Ref Volumes: 1509-1558

Authors: Roger Virgoe / T. F.T. Baker

Notes

  • 1. Hatfield 207.
  • 2. Date of birth estimated from first reference. Vis. Hants (Harl. Soc. lxiv), 67; CPR, 1553, p. 86; 1560-3, p. 250; C142/215/280.
  • 3. LP Hen. VIII, iv; St.Ch.2/11/63-73; HMC Bath, iv. 124, 333; CPR, 1548-9, p. 137; 1553, p. 359; Stowe 571, f. 11v.
  • 4. St.Ch.2/9/231-40, 11/63-73, 18/129, 20/339, 345, 22/367, 24/383, 27/39, 86; 3/2/76, 3/52, 84, 4/20v; C1/601/38, 752/29-30, 1113/65, 1472/19-21; Procs. St.Ch. Hen. VII and Hen. VIII (Som. Rec. Soc. xxvii), passim; Req.2/16/116.
  • 5. St.Ch.2/11/63-73; LP Hen.

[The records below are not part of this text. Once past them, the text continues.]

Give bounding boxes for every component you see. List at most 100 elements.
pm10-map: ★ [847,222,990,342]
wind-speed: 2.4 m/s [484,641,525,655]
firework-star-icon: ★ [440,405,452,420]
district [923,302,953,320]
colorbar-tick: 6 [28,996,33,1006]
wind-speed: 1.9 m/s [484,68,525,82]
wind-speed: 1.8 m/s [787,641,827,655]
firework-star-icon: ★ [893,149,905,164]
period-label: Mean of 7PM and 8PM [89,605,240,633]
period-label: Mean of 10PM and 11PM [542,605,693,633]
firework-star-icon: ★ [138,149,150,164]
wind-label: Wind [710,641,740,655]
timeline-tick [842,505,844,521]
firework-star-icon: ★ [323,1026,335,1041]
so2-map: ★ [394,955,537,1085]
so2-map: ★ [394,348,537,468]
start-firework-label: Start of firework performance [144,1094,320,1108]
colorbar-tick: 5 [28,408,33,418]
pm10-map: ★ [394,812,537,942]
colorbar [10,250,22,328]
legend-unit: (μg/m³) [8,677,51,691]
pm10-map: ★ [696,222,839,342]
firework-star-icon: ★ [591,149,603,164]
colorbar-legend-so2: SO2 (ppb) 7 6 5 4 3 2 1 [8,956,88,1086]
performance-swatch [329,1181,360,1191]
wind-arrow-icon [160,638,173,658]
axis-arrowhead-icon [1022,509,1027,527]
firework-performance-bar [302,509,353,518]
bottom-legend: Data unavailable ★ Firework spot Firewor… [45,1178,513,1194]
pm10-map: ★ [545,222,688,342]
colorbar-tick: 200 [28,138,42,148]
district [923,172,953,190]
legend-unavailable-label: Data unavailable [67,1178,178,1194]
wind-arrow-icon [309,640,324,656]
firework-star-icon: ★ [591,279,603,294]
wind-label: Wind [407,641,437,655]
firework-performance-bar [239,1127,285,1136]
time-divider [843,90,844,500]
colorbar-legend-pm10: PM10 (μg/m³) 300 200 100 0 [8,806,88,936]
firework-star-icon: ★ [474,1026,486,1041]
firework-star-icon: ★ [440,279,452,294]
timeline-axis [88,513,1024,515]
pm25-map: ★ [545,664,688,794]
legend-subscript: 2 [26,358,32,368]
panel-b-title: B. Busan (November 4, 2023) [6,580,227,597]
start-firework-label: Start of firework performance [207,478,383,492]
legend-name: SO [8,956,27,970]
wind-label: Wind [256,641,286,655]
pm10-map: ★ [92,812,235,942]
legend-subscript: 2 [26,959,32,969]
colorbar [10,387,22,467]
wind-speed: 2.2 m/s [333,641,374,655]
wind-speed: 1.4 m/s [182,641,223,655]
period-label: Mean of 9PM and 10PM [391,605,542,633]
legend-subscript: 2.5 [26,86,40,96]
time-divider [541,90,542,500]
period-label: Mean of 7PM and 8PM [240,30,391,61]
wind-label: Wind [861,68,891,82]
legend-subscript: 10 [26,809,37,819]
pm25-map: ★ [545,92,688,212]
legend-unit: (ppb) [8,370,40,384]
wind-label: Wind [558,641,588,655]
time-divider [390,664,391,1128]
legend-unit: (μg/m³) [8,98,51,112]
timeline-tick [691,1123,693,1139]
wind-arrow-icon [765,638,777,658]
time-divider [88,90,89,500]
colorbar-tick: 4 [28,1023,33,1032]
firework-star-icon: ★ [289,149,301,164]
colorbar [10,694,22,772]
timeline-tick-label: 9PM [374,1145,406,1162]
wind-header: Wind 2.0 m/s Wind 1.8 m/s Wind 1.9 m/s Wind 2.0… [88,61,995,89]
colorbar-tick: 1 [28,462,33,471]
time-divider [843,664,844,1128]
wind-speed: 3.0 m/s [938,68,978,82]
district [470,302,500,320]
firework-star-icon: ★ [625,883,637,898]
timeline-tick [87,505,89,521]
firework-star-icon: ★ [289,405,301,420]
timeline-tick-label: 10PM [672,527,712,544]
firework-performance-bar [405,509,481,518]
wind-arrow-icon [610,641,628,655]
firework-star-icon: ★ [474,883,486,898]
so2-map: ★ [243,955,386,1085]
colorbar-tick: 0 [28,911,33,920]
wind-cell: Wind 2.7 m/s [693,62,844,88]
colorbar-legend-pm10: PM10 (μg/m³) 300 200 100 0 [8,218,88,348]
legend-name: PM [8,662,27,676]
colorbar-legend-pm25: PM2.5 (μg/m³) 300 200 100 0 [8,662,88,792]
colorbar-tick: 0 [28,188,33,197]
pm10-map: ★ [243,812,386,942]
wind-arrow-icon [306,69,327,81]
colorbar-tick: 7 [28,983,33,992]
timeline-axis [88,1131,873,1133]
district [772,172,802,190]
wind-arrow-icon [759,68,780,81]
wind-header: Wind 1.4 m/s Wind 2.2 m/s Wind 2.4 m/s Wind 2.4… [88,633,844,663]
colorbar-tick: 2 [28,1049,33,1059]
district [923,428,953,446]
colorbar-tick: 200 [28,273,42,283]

VIII, iv.
  • 6. HMC Bath, iv. 91-124 passim, 333; APC, i. 196.
  • 7. LP Hen. VIII, xvi-xix; CPR, 1548-9, p. 52 to 1553, p. 112 passim; Collinson, Som. i. 117, 167; iii. 327; P. M. Hembry, Bps. Bath and Wells, 1540-1640, p. 108; Cat. Anct. Deeds, vi. 7618; KB27/1176-88; C219/24/56; Guildford mus. Loseley 1331/2; Harl, 2143, f. 3v.
  • 8. Req.2/42/74, 130/23; CPR, 1566-9, p. 245; C142/215/280.